Алексей Петрович Лобачев, в отличие от своего друга Дмитрия Еремеевича Небыкова, был человеком неорганизованным и небрежным. Не вовремя поел, не вовремя поспал, а в результате подрывается жизнедеятельность человека и вообще его здоровье. Однако Алексей Петрович необыкновенно здоров, с отличным гемоглобином, замечательным сердцем и такими же легкими. И ничего с ним не происходит. Почему? Потому что он неорганизован и небрежен. Парадокс? Но так это есть на самом деле. Организм Алексея Петровича, не надеясь на своего хозяина, со временем сам взял на себя все заботы о себе. Например, идет длинное и утомительное собрание или заседание, люди, что называется, толкут воду в ступе или переливают из пустого в порожнее. Мозг Алексея Петровича дает сигнал, и Алексей Петрович помимо своей воли мгновенно засыпает. Он знает много способов прикорнуть так, чтобы окружающие этого не заметили. И не только на многолюдном собрании, но даже в деловом разговоре, в котором участвуют по крайней мере три человека. Двое обсуждают деловой вопрос, а третий, Лобачев, как только уяснил себе, что деловой разговор имеет только видимость делового разговора, незаметно выключается.

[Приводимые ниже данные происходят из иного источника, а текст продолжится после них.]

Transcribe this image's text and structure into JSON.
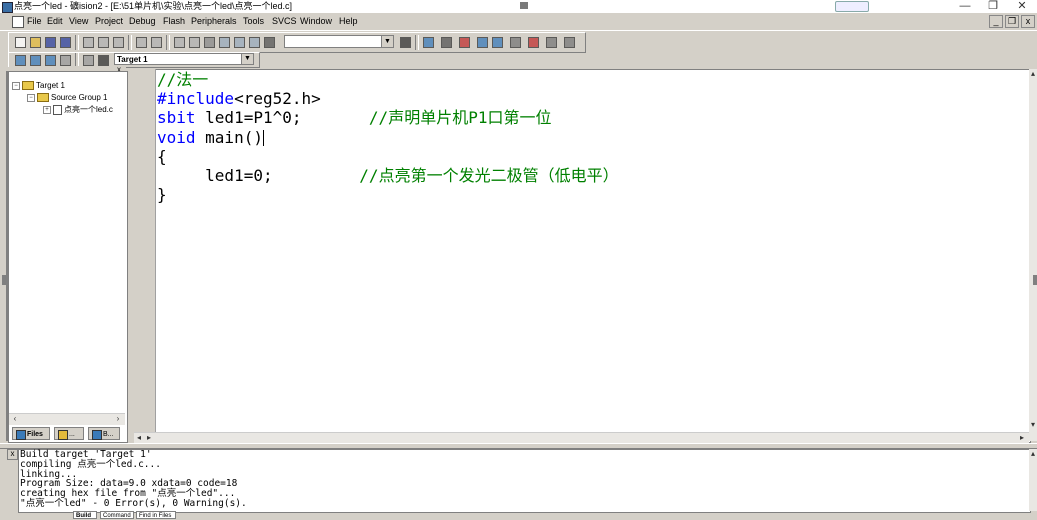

— Слушай, — скажет озабоченный товарищ или озабоченная особа, настроенные на деловой лад. — Слушай, — скажут они, — мы ведь обсуждаем твой вопрос, а ты, понимаешь, спишь.
— Пожалуйста, — отзовется Алексей Петрович и незаметно откроет глаза. — Пожалуйста, я же не мешаю.

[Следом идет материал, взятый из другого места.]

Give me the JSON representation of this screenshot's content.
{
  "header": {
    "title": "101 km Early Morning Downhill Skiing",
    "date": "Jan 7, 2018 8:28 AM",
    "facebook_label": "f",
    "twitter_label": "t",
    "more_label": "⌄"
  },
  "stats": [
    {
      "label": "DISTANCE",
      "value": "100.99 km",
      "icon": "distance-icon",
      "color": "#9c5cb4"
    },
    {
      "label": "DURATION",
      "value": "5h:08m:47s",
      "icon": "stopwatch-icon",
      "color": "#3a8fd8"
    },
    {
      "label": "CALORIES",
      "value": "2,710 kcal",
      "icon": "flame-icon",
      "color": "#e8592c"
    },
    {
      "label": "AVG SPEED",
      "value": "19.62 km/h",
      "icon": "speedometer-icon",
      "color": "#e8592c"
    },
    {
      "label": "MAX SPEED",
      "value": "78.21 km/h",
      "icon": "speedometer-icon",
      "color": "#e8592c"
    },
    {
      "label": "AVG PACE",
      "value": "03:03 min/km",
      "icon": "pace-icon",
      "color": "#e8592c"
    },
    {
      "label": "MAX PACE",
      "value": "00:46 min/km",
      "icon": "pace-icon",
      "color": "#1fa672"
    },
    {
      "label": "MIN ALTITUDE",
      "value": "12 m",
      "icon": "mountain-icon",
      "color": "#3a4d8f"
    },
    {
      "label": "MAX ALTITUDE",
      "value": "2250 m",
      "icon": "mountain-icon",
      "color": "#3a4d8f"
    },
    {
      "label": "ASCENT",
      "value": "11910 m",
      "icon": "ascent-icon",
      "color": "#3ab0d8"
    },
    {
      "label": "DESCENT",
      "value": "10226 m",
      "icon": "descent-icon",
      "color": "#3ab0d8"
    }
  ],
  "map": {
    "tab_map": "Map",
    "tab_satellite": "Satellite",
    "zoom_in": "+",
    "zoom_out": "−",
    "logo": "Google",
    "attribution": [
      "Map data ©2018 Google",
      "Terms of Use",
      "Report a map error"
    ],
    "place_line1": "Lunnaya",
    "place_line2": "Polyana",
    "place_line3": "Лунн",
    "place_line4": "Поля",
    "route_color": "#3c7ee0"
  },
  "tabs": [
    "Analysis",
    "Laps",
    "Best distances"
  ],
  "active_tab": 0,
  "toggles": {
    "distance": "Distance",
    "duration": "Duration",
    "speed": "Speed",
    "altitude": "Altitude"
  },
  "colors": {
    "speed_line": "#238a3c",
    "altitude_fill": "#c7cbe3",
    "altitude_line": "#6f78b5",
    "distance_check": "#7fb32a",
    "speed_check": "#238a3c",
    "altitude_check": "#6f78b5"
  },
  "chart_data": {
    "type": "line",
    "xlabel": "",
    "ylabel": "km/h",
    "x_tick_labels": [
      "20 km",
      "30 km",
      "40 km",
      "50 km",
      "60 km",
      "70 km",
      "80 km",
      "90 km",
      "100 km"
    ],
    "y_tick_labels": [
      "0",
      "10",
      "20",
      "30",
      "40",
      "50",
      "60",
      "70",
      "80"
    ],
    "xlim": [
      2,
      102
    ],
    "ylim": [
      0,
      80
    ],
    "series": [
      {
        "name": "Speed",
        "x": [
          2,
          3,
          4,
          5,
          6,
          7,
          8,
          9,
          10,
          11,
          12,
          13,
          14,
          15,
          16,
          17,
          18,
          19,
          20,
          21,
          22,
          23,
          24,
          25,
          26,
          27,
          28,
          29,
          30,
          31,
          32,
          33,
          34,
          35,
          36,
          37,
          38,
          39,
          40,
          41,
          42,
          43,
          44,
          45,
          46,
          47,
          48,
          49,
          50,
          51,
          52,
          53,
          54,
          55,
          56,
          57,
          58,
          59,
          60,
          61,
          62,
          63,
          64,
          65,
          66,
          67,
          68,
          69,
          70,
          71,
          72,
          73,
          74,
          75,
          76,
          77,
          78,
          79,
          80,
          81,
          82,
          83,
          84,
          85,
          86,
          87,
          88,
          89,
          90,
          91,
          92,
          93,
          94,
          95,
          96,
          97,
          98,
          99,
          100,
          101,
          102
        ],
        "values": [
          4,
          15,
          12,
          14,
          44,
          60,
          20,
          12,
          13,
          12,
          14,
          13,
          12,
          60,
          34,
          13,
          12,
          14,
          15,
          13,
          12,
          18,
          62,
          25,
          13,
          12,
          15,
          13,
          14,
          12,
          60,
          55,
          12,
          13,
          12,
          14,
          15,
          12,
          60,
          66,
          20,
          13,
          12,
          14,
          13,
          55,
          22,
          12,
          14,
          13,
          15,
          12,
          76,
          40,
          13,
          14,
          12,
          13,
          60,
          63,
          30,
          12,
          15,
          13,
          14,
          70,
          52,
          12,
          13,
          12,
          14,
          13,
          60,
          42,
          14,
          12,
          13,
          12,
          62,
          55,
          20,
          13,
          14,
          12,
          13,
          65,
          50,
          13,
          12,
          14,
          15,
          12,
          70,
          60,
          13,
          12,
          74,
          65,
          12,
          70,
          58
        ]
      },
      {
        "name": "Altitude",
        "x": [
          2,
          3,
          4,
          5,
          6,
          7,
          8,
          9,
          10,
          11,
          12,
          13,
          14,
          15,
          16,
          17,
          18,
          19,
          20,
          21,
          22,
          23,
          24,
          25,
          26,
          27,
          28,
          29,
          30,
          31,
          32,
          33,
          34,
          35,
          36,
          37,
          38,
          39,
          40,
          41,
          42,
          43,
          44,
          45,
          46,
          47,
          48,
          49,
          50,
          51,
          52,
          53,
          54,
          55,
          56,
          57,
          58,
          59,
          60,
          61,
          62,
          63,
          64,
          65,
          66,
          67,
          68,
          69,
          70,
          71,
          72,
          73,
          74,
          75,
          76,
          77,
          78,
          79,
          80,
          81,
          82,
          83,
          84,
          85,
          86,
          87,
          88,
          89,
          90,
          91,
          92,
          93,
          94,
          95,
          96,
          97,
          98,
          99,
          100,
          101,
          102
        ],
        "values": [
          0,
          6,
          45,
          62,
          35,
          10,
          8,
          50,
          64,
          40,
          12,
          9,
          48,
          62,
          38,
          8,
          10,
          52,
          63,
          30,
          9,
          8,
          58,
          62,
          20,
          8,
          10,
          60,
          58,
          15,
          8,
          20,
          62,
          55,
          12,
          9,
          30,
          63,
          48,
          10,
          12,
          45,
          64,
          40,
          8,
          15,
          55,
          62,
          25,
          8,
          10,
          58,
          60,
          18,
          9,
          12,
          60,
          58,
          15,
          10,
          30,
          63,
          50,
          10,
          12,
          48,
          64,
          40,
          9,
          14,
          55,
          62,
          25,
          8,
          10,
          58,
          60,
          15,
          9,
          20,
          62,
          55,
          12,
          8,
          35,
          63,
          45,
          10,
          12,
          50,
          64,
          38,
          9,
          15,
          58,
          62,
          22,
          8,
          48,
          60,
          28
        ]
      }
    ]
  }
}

— Странный человек, — обидчиво скажет он или она.
До такой тонкости доведены самозащитные рефлексы в организме Алексея Петровича. Эти рефлексы были выработаны им давно, когда переливание из пустого в порожнее кое-где имело место, когда очень часто слова значили одно, а дела значили совсем другое. И против этих слов постепенно вырабатывался в Алексее Петровиче самозащитный рефлекс. Однако сон — лишь крайнее выражение этого рефлекса. Наиболее привычным состоянием Алексея Петровича была вялость, функциональная приглушенность, что также экономило силы. Эта вялость стала как бы характером, отличительной чертой Алексея Петровича. Ходит с этаким полуприкрытым взглядом, с ленивым жестом: ничего, мол, работаю, и так далее. К чему встревать в драку, в споры, в диспуты — одним словом, лезть на рожон? Ни к чему. По изначальной же натуре своей, по сознанию своему Алексей Петрович считал себя человеком пылким, темпераментным. Это изначальное порой одерживало верх над хитрым организмом, и тогда люди, знавшие Алексея Петровича, удивлялись: гляди ты какой!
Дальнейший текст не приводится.